La guerre secrète d’Israël (012510/17) [Exclusivité]
Par Stéphane Juffa © Metula News Agency
Aors que la quiétude des habitants de Métula a été troublée ce mercredi matin par le bruit d’intenses duels d’artillerie en provenance du Nord-Golan, émanant des combats opposant les rebelles du Front du Sud à l’alliance des forces gouvernementales, du Hezbollah et des Pasdaran iraniens, notre attention s’est portée sur le sud du Golan, où une autre bataille fait rage depuis trois jours.
Celle-ci voit s’affronter le Front du Sud, composé du Hayyat Tahrir al Sham [l’organisation pour la libération du Levant], des rebelles de l’Armée Syrienne Libre ainsi que de groupuscules islamiques, au Jaysh Ibn al Waleed, anciennement la Brigade des Martyrs du Yarmouk, affilié à l’Etat Islamique (DAESH).
Le Jaysh Ibn al Waleed occupe une petite bande de territoire accolée à la partie israélienne du Golan [points noirs sur la carte]. Suite à des dissensions internes et à l’arrivée de deux autres groupes salafistes, les Martyrs du Yarmouk ont pris le nom Jaysh Ibn al Waleed, par référence à Khaled Ibn al Waleed, qui dirigea les armées musulmanes lors de la Bataille du Yarmouk contre les Byzantins, qui se déroula en 636 de notre ère et qui aboutit à la conquête du Proche-Orient par l’Islam.

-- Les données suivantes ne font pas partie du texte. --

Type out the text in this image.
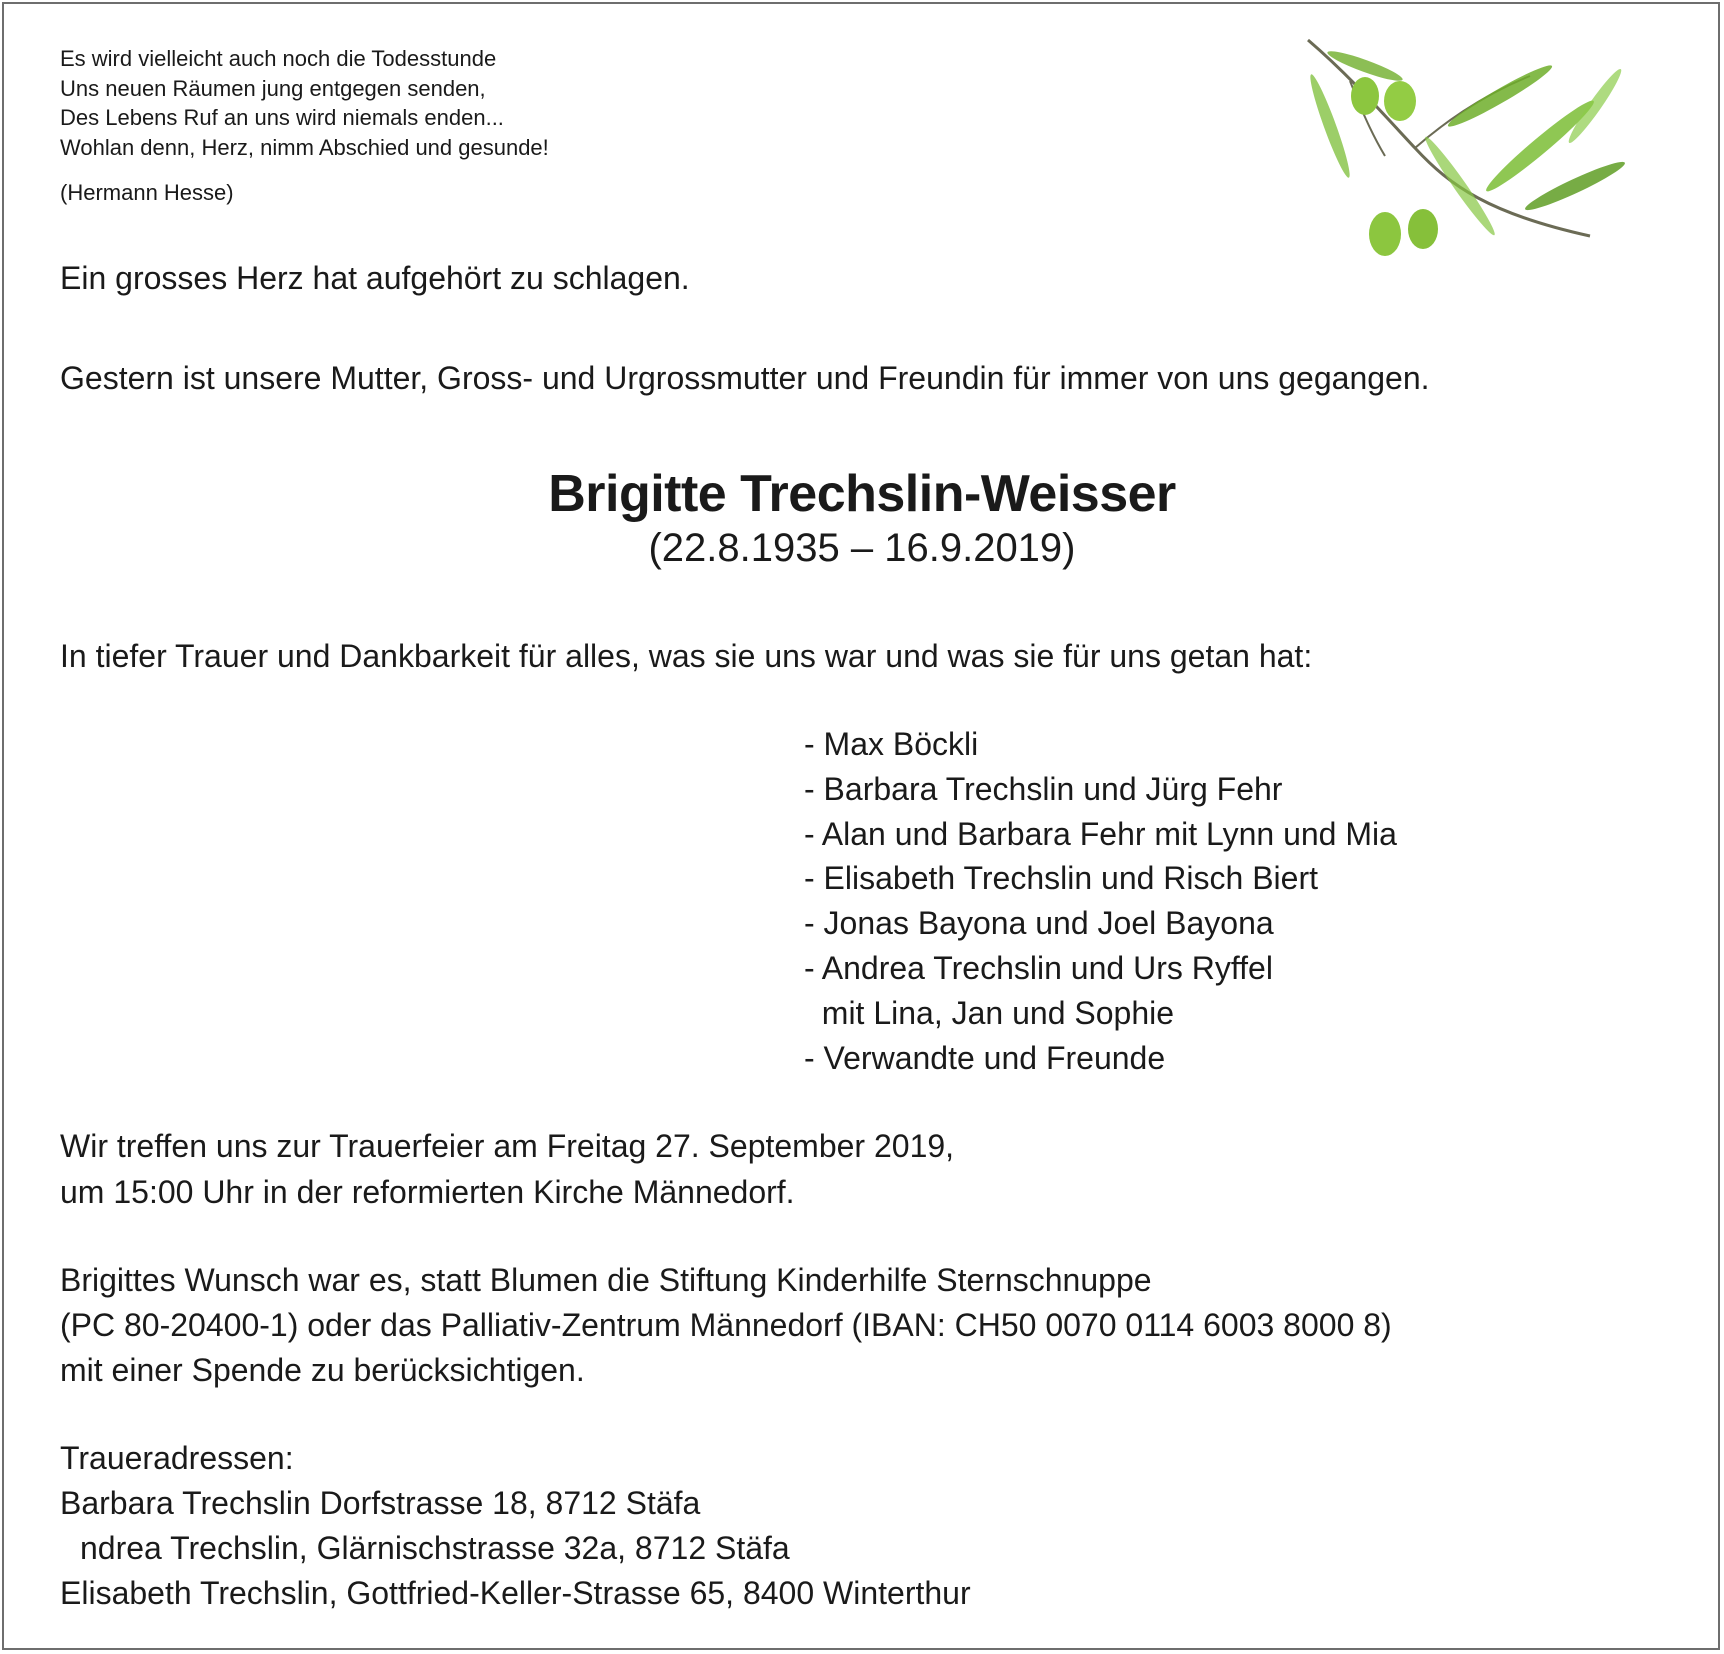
Es wird vielleicht auch noch die Todesstunde
Uns neuen Räumen jung entgegen senden,
Des Lebens Ruf an uns wird niemals enden...
Wohlan denn, Herz, nimm Abschied und gesunde!
(Hermann Hesse)
Ein grosses Herz hat aufgehört zu schlagen.
Gestern ist unsere Mutter, Gross- und Urgrossmutter und Freundin für immer von uns gegangen.
Brigitte Trechslin-Weisser
(22.8.1935 – 16.9.2019)
In tiefer Trauer und Dankbarkeit für alles, was sie uns war und was sie für uns getan hat:
- Max Böckli
- Barbara Trechslin und Jürg Fehr
- Alan und Barbara Fehr mit Lynn und Mia
- Elisabeth Trechslin und Risch Biert
- Jonas Bayona und Joel Bayona
- Andrea Trechslin und Urs Ryffel
mit Lina, Jan und Sophie
- Verwandte und Freunde
Wir treffen uns zur Trauerfeier am Freitag 27. September 2019,
um 15:00 Uhr in der reformierten Kirche Männedorf.
Brigittes Wunsch war es, statt Blumen die Stiftung Kinderhilfe Sternschnuppe
(PC 80-20400-1) oder das Palliativ-Zentrum Männedorf (IBAN: CH50 0070 0114 6003 8000 8)
mit einer Spende zu berücksichtigen.
Traueradressen:
Barbara Trechslin Dorfstrasse 18, 8712 Stäfa
ndrea Trechslin, Glärnischstrasse 32a, 8712 Stäfa
Elisabeth Trechslin, Gottfried-Keller-Strasse 65, 8400 Winterthur
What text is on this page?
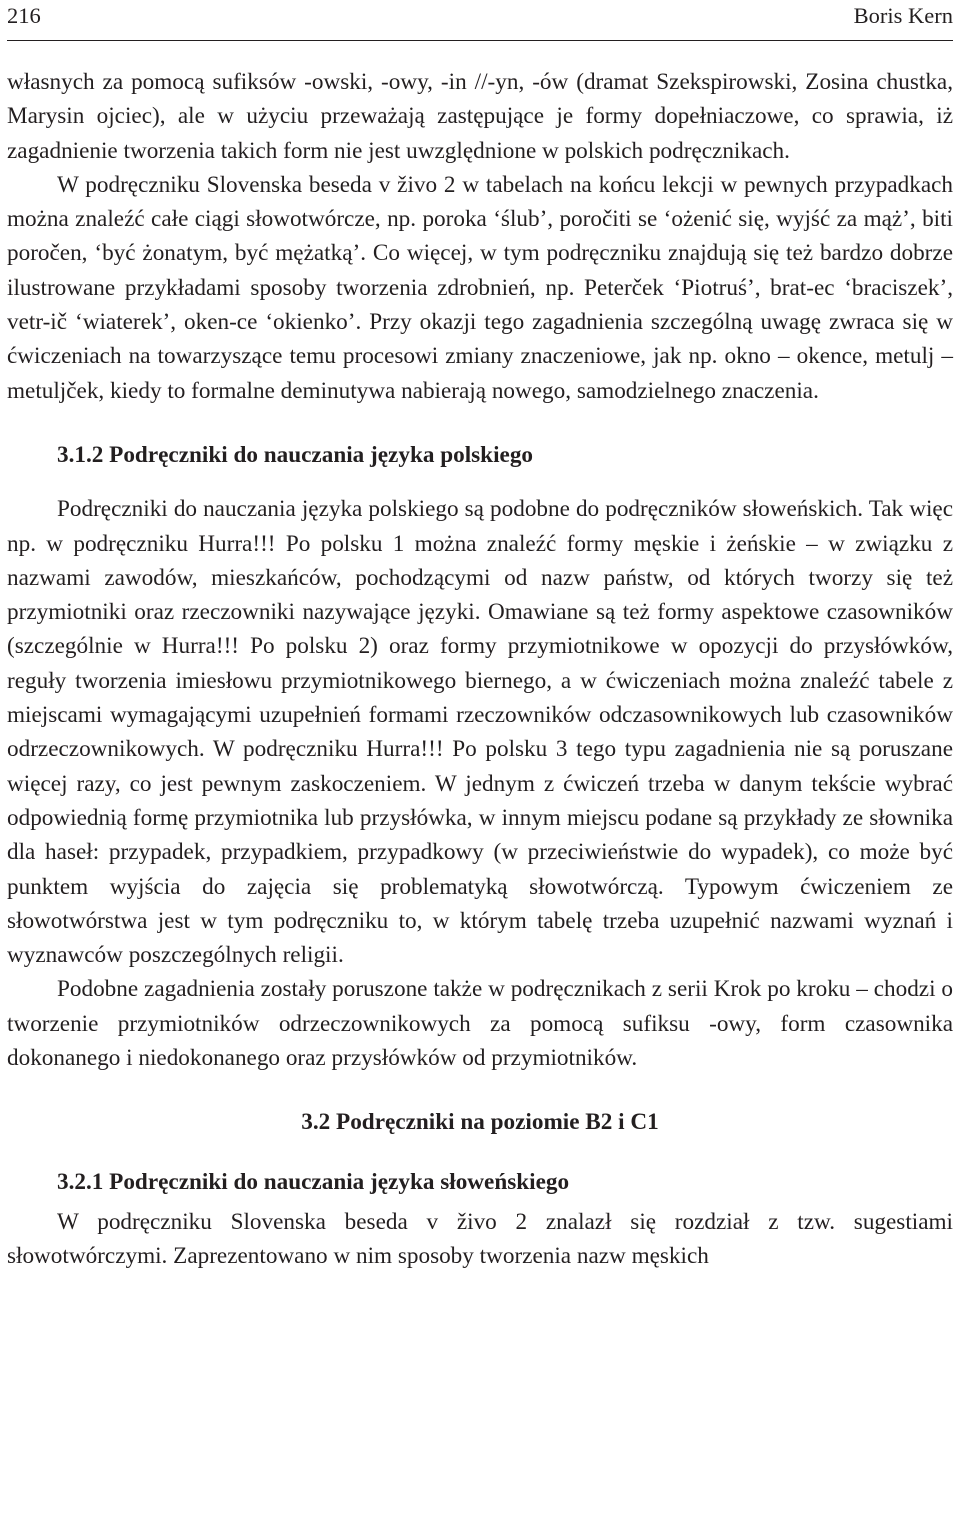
216	Boris Kern

własnych za pomocą sufiksów -owski, -owy, -in //-yn, -ów (dramat Szekspirowski, Zosina chustka, Marysin ojciec), ale w użyciu przeważają zastępujące je formy dopełniaczowe, co sprawia, iż zagadnienie tworzenia takich form nie jest uwzględnione w polskich podręcznikach.

W podręczniku Slovenska beseda v živo 2 w tabelach na końcu lekcji w pewnych przypadkach można znaleźć całe ciągi słowotwórcze, np. poroka ‘ślub’, poročiti se ‘ożenić się, wyjść za mąż’, biti poročen, ‘być żonatym, być mężatką’. Co więcej, w tym podręczniku znajdują się też bardzo dobrze ilustrowane przykładami sposoby tworzenia zdrobnień, np. Peterček ‘Piotruś’, brat-ec ‘braciszek’, vetr-ič ‘wiaterek’, oken-ce ‘okienko’. Przy okazji tego zagadnienia szczególną uwagę zwraca się w ćwiczeniach na towarzyszące temu procesowi zmiany znaczeniowe, jak np. okno – okence, metulj – metuljček, kiedy to formalne deminutywa nabierają nowego, samodzielnego znaczenia.

3.1.2 Podręczniki do nauczania języka polskiego

Podręczniki do nauczania języka polskiego są podobne do podręczników słoweńskich. Tak więc np. w podręczniku Hurra!!! Po polsku 1 można znaleźć formy męskie i żeńskie – w związku z nazwami zawodów, mieszkańców, pochodzącymi od nazw państw, od których tworzy się też przymiotniki oraz rzeczowniki nazywające języki. Omawiane są też formy aspektowe czasowników (szczególnie w Hurra!!! Po polsku 2) oraz formy przymiotnikowe w opozycji do przysłówków, reguły tworzenia imiesłowu przymiotnikowego biernego, a w ćwiczeniach można znaleźć tabele z miejscami wymagającymi uzupełnień formami rzeczowników odczasownikowych lub czasowników odrzeczownikowych. W podręczniku Hurra!!! Po polsku 3 tego typu zagadnienia nie są poruszane więcej razy, co jest pewnym zaskoczeniem. W jednym z ćwiczeń trzeba w danym tekście wybrać odpowiednią formę przymiotnika lub przysłówka, w innym miejscu podane są przykłady ze słownika dla haseł: przypadek, przypadkiem, przypadkowy (w przeciwieństwie do wypadek), co może być punktem wyjścia do zajęcia się problematyką słowotwórczą. Typowym ćwiczeniem ze słowotwórstwa jest w tym podręczniku to, w którym tabelę trzeba uzupełnić nazwami wyznań i wyznawców poszczególnych religii.

Podobne zagadnienia zostały poruszone także w podręcznikach z serii Krok po kroku – chodzi o tworzenie przymiotników odrzeczownikowych za pomocą sufiksu -owy, form czasownika dokonanego i niedokonanego oraz przysłówków od przymiotników.

3.2 Podręczniki na poziomie B2 i C1
3.2.1 Podręczniki do nauczania języka słoweńskiego

W podręczniku Slovenska beseda v živo 2 znalazł się rozdział z tzw. sugestiami słowotwórczymi. Zaprezentowano w nim sposoby tworzenia nazw męskich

Dans la région contrôlée par le Jaysh Ibn al Waleed, la Sharia est strictement appliquée. Le port du niqab est obligatoire pour les femmes, les fumeurs sont emprisonnés, les étêtements au sabre sont monnaie courante, de même que l’amputation des mains des voleurs présumés.
Le Yarmouk est le plus grand affluant du Jourdain. Sur une partie de son cours, il marque la frontière entre la Jordanie et la Syrie, avant d’aboutir à la triple frontière lorsqu’il passe en Israël, tout près de la station thermale de Khamat Gader.
Jusqu’en 2016, le DAESH du Golan évitait de provoquer son puissant voisin israélien, plus occupé qu’il était à guerroyer contre le Front du Sud [points verts sur la carte]. Mais cette année-là, les combattants salafistes tentèrent de réaliser une série d’embuscades contre l’Etat hébreu, largement éventées par le Mossad et sévèrement réprimées par des représailles ciblées. Depuis, on peut affirmer que c’est un état de guerre qui prévaut entre Tsahal et l’organisation salafiste.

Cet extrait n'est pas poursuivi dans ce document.